How is Latin American Spanish Different?

There is a far bigger difference between the Spanish that is spoken in Spain and Latin American Spanish than exists between British and American English. The Spanish from Spain has some very different grammar, vocabulary and slang to that which is spoken in Latin America. Latin Americans differentiate the Spanish they speak by calling it Castellano and by referring to Spanish from Spain as Español.

Grammar is undoubtedly the biggest difference that we can see between the two types of Spanish. Let’s take a look at how Latin American Spanish would conjugate the verb to want – querer.

I want Yo quiero
You want Tu quieres
He/She wants El/Ella quiere
We want Nosotros queremos
They want Ellos quieren
You (plural) want Ustedes quieren

As you can see in English the verb form only changes when we use “he” or “she”, but in Spanish there are many different conjugations. As if this were not complicated enough, Spanish Spanish adds another possible subject into the equation. In Spanish the formal second person is usted and the informal is tú. In Latin America the plural of you is ustedes and there is no familiar plural form, but in Spain they use vosotros as the plural familiar form.

For example to ask: “Would you like to eat pizza?” using the familiar form in Spain and Latin America would be the same: “Quieres comer pizza?” as would the formal version “Usted quiere comer pizza?

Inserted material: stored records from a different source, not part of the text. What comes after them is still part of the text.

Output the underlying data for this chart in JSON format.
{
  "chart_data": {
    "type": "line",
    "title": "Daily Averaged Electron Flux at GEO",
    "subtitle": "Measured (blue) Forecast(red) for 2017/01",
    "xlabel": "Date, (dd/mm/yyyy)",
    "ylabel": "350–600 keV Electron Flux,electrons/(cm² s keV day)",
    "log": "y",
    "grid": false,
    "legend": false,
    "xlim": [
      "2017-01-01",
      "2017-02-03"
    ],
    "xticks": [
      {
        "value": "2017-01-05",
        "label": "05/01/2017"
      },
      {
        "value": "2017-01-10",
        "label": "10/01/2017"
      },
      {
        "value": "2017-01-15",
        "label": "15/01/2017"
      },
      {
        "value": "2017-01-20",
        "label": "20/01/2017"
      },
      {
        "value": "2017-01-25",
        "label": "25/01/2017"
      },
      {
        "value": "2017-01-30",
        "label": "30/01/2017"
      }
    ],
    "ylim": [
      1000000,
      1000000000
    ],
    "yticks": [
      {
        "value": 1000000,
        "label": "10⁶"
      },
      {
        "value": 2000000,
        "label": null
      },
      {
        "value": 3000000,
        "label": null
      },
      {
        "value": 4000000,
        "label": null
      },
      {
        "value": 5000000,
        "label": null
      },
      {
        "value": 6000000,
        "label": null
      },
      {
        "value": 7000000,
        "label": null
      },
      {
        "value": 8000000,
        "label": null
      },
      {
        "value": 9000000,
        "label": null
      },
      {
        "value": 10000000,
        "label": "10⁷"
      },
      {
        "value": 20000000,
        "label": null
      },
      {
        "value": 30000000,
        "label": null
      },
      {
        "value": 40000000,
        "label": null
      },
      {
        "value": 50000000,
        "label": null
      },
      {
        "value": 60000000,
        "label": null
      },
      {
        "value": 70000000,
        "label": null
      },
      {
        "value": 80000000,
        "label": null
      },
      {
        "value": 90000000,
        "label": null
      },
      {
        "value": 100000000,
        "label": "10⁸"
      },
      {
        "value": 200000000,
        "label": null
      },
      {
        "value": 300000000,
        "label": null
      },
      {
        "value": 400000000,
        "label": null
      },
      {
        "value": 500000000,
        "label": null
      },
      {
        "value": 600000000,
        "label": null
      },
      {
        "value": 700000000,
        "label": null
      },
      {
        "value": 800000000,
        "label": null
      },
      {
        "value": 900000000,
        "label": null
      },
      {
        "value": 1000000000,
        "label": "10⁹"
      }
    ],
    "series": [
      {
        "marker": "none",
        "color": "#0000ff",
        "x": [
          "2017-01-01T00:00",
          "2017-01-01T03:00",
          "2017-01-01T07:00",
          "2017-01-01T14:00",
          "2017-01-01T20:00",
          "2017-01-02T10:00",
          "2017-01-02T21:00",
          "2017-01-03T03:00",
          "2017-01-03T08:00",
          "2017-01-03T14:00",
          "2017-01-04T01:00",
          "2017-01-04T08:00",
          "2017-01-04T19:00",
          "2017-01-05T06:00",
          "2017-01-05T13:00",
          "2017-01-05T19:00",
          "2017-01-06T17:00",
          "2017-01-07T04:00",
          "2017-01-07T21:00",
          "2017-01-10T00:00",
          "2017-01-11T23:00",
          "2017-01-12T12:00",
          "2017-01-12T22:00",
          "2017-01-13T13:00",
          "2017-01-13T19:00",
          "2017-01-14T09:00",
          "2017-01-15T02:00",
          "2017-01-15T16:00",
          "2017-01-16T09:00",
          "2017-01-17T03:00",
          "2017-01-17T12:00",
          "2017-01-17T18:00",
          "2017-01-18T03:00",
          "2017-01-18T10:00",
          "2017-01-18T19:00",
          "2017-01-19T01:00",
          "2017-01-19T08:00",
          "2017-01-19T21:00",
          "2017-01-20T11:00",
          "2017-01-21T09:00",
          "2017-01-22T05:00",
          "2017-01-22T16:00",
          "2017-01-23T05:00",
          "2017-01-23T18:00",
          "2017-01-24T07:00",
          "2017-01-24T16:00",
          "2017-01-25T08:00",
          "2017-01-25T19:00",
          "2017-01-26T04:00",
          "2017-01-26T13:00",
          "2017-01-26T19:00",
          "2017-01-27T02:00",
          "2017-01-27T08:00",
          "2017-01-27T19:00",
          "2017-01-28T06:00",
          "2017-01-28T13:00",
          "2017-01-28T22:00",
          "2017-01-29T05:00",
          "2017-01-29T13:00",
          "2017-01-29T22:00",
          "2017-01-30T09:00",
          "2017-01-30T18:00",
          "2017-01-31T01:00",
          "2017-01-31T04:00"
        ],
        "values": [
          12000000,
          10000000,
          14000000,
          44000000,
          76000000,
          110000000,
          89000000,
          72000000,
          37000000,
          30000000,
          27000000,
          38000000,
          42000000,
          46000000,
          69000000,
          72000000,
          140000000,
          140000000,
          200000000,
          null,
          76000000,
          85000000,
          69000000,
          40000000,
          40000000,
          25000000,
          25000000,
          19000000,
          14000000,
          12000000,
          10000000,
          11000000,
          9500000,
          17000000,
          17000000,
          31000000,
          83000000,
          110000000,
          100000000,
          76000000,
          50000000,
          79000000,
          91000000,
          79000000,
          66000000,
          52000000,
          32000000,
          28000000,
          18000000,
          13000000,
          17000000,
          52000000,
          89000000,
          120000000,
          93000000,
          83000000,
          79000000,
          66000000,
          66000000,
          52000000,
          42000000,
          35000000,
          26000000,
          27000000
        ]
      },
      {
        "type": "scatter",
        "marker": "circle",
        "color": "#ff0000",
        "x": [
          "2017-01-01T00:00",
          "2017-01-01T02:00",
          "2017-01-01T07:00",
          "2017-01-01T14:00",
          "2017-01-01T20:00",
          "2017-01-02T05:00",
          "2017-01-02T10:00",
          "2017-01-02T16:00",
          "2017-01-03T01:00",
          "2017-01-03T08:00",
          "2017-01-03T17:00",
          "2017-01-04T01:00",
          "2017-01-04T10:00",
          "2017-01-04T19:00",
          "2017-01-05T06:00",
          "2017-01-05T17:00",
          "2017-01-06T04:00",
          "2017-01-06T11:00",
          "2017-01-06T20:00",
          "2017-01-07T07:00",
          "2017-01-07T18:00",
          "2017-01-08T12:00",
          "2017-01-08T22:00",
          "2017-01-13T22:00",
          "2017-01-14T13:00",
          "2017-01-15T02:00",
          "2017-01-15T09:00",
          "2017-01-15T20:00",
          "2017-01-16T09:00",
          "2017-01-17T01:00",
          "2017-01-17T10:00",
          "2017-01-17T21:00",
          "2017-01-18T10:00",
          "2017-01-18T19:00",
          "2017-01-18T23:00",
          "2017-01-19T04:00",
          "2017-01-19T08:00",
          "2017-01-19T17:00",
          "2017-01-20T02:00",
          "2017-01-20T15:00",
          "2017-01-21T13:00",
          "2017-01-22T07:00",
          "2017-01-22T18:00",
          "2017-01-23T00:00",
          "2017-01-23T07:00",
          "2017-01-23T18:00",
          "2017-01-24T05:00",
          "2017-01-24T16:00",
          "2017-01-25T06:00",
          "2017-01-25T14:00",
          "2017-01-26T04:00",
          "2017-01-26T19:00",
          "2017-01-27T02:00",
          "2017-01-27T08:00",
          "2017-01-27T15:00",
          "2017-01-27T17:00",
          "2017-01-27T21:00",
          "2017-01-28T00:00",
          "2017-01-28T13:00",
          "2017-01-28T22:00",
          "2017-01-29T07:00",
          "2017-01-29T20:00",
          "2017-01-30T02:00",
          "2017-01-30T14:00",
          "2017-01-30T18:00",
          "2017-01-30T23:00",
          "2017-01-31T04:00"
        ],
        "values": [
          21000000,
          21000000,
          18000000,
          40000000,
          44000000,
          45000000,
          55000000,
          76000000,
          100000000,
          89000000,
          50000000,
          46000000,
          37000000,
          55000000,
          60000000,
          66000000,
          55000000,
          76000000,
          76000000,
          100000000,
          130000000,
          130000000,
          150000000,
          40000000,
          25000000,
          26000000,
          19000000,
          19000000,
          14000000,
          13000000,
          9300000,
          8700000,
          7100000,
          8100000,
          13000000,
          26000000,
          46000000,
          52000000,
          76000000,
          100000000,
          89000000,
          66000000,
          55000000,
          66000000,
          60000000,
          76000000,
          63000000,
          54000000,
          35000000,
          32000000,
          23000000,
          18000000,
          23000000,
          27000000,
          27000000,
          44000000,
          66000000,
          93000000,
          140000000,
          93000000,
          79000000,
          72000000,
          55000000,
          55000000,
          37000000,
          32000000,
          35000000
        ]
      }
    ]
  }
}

When we switch to the plural form of you then Español and Castellano differ. In Spain you could ask “Quereis comer pizza?” or “Queren comer pizza?”, but in Latin America the first form is simply not used. What this means as a Spanish language learner is that you must learn another verb conjugation to go with vosotros.

When to Use Tú and Usted
All Spanish speakers use both tú and usted, but between Europe and Latin America there is a difference between when they are used. Tú is the familiar form of “you” and is used among friends and subordinates and usted is used to show respect. In Latin America it is common to hear children using the usted form with their parents, even as adults. Sometimes you may even hear spouses referring to each other as usted. In contrast, in Spain the use of tú is much more common.

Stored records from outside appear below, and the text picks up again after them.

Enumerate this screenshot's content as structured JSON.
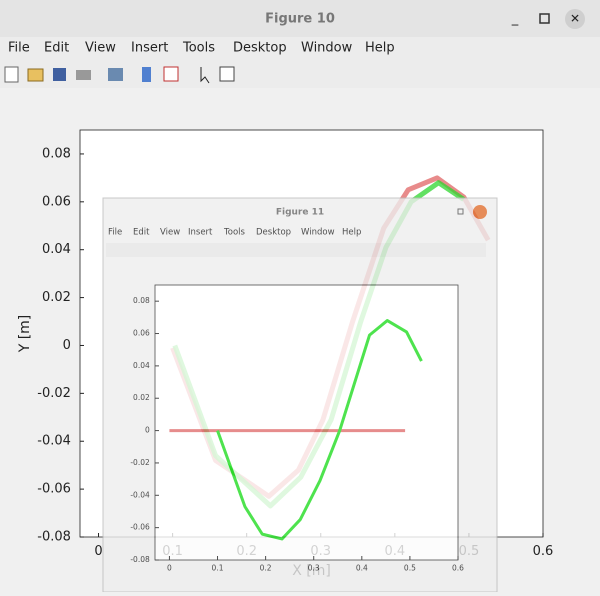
{
  "window": {
    "title": "Figure 10",
    "menu": [
      "File",
      "Edit",
      "View",
      "Insert",
      "Tools",
      "Desktop",
      "Window",
      "Help"
    ]
  },
  "inner_window": {
    "title": "Figure 11",
    "menu": [
      "File",
      "Edit",
      "View",
      "Insert",
      "Tools",
      "Desktop",
      "Window",
      "Help"
    ]
  },
  "chart_data": [
    {
      "type": "line",
      "xlabel": "X [m]",
      "ylabel": "Y [m]",
      "xlim": [
        -0.025,
        0.6
      ],
      "ylim": [
        -0.08,
        0.09
      ],
      "xticks": [
        0,
        0.1,
        0.2,
        0.3,
        0.4,
        0.5,
        0.6
      ],
      "yticks": [
        -0.08,
        -0.06,
        -0.04,
        -0.02,
        0,
        0.02,
        0.04,
        0.06,
        0.08
      ],
      "series": [
        {
          "color": "#e06464",
          "x": [
            0.1,
            0.158,
            0.23,
            0.27,
            0.303,
            0.343,
            0.385,
            0.418,
            0.457,
            0.493,
            0.526
          ],
          "values": [
            -0.001,
            -0.048,
            -0.063,
            -0.052,
            -0.031,
            0.01,
            0.049,
            0.065,
            0.07,
            0.062,
            0.044
          ]
        },
        {
          "color": "#2fd62f",
          "x": [
            0.103,
            0.158,
            0.232,
            0.273,
            0.314,
            0.354,
            0.388,
            0.422,
            0.459,
            0.493
          ],
          "values": [
            0,
            -0.046,
            -0.067,
            -0.055,
            -0.031,
            0.01,
            0.041,
            0.06,
            0.068,
            0.061
          ]
        }
      ]
    },
    {
      "type": "line",
      "xlim": [
        -0.03,
        0.6
      ],
      "ylim": [
        -0.08,
        0.09
      ],
      "xticks": [
        0,
        0.1,
        0.2,
        0.3,
        0.4,
        0.5,
        0.6
      ],
      "yticks": [
        -0.08,
        -0.06,
        -0.04,
        -0.02,
        0,
        0.02,
        0.04,
        0.06,
        0.08
      ],
      "series": [
        {
          "color": "#e07070",
          "x": [
            0,
            0.49
          ],
          "values": [
            0,
            0
          ]
        },
        {
          "color": "#22dd22",
          "x": [
            0.1,
            0.157,
            0.193,
            0.234,
            0.272,
            0.313,
            0.354,
            0.416,
            0.453,
            0.493,
            0.524
          ],
          "values": [
            0,
            -0.047,
            -0.064,
            -0.067,
            -0.055,
            -0.031,
            0,
            0.059,
            0.068,
            0.061,
            0.043
          ]
        }
      ]
    }
  ]
}
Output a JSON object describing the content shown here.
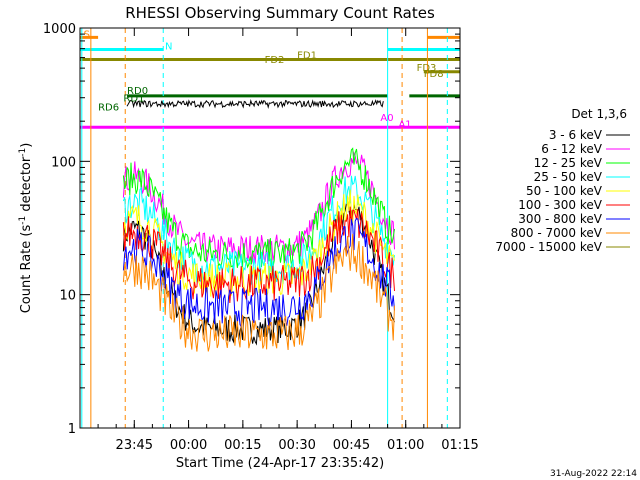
{
  "chart_data": {
    "type": "line",
    "title": "RHESSI Observing Summary Count Rates",
    "xlabel": "Start Time (24-Apr-17 23:35:42)",
    "ylabel_main": "Count Rate (s",
    "ylabel_sup1": "-1",
    "ylabel_mid": " detector",
    "ylabel_sup2": "-1",
    "ylabel_end": ")",
    "yscale": "log",
    "ylim": [
      1,
      1000
    ],
    "xlim_minutes": [
      -15,
      90
    ],
    "x_ticks": [
      {
        "label": "23:45",
        "t": 0
      },
      {
        "label": "00:00",
        "t": 15
      },
      {
        "label": "00:15",
        "t": 30
      },
      {
        "label": "00:30",
        "t": 45
      },
      {
        "label": "00:45",
        "t": 60
      },
      {
        "label": "01:00",
        "t": 75
      },
      {
        "label": "01:15",
        "t": 90
      }
    ],
    "y_ticks": [
      {
        "label": "1",
        "v": 1
      },
      {
        "label": "10",
        "v": 10
      },
      {
        "label": "100",
        "v": 100
      },
      {
        "label": "1000",
        "v": 1000
      }
    ],
    "legend_title": "Det 1,3,6",
    "legend_placement": "right",
    "series": [
      {
        "name": "3 - 6 keV",
        "color": "#000000",
        "base": 5.5,
        "amp": 2.5
      },
      {
        "name": "6 - 12 keV",
        "color": "#ff00ff",
        "base": 22,
        "amp": 1.8
      },
      {
        "name": "12 - 25 keV",
        "color": "#00ff00",
        "base": 20,
        "amp": 1.9
      },
      {
        "name": "25 - 50 keV",
        "color": "#00ffff",
        "base": 16,
        "amp": 1.6
      },
      {
        "name": "50 - 100 keV",
        "color": "#ffff00",
        "base": 13,
        "amp": 1.5
      },
      {
        "name": "100 - 300 keV",
        "color": "#ff0000",
        "base": 12,
        "amp": 1.3
      },
      {
        "name": "300 - 800 keV",
        "color": "#0000ff",
        "base": 8,
        "amp": 1.5
      },
      {
        "name": "800 - 7000 keV",
        "color": "#ff8800",
        "base": 5,
        "amp": 1.7
      },
      {
        "name": "7000 - 15000 keV",
        "color": "#888800",
        "base": 580,
        "amp": 1.0
      }
    ],
    "flag_lines": [
      {
        "label": "S",
        "color": "#ff8800",
        "level": 850
      },
      {
        "label": "N",
        "color": "#00ffff",
        "level": 690
      },
      {
        "label": "FD1",
        "color": "#888800",
        "level": 580
      },
      {
        "label": "FD2",
        "color": "#888800",
        "level": 580
      },
      {
        "label": "FD3",
        "color": "#888800",
        "level": 470
      },
      {
        "label": "FD8",
        "color": "#888800",
        "level": 430
      },
      {
        "label": "RD0",
        "color": "#006600",
        "level": 310
      },
      {
        "label": "RD1",
        "color": "#006600",
        "level": 270
      },
      {
        "label": "RD6",
        "color": "#006600",
        "level": 235
      },
      {
        "label": "A0",
        "color": "#ff00ff",
        "level": 180
      },
      {
        "label": "A1",
        "color": "#ff00ff",
        "level": 180
      }
    ],
    "vertical_markers": [
      {
        "t": -14.5,
        "color": "#00ffff",
        "style": "solid"
      },
      {
        "t": -12,
        "color": "#ff8800",
        "style": "solid"
      },
      {
        "t": -2.5,
        "color": "#ff8800",
        "style": "dashed"
      },
      {
        "t": 8,
        "color": "#00ffff",
        "style": "dashed"
      },
      {
        "t": 70,
        "color": "#00ffff",
        "style": "solid"
      },
      {
        "t": 74,
        "color": "#ff8800",
        "style": "dashed"
      },
      {
        "t": 81,
        "color": "#ff8800",
        "style": "solid"
      },
      {
        "t": 86.5,
        "color": "#00ffff",
        "style": "dashed"
      }
    ],
    "timestamp": "31-Aug-2022 22:14"
  }
}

Between Spanish and Castellano there are several vocabulary differences that can cause a headache to language learners. Fortunately most Spanish speakers will know what you are talking about even if you use the word that is not common in that particular region. Here are a few examples of common words that are different between Spain and Latin America.

Español (Spanish) Castellano (Latin America) English
ordenador computadora computer
coche carro car
melocotón durazno peach
aguacate palta avocado

Accent and Pronunciation

Spaniards sometimes sound like they have a lisp since they pronounce soft “c” as a “th”. For example Barcelona is said as “Bar-the-lona” by a Spanish native. This pronunciation is not used at all in Latin America. That said there are huge accent differences between Latin American countries also. In Argentina the Spanish double L “ll” is pronounced differently to other South American nations. Accent differences between Spanish speakers are similar to those experienced between British, Australian, Canadian, New Zealand, Indian and United States English speakers.

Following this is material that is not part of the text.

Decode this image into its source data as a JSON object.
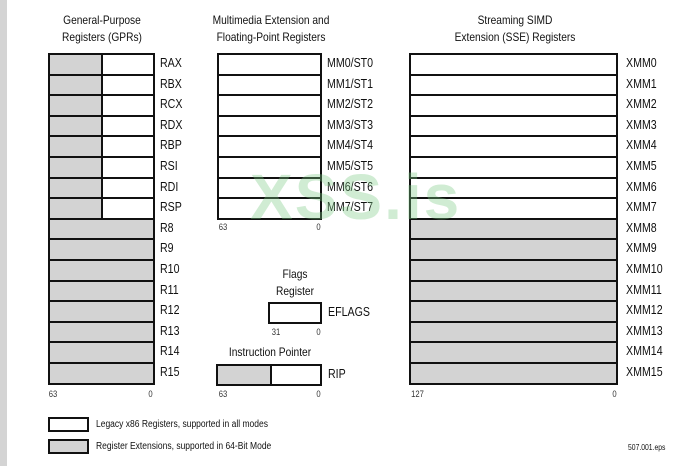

There are vast regional differences between the slang that is used in Spanish, not only between Spain and Latin America, but also between Latin American countries. It should also be noted that some words that are considered mild and completely acceptable in polite company are considered very rude in other countries.

While there are some major differences between continental Spanish and the Spanish spoken in Latin America. A good grasp of either will allow you to communicate effectively in any Spanish speaking region.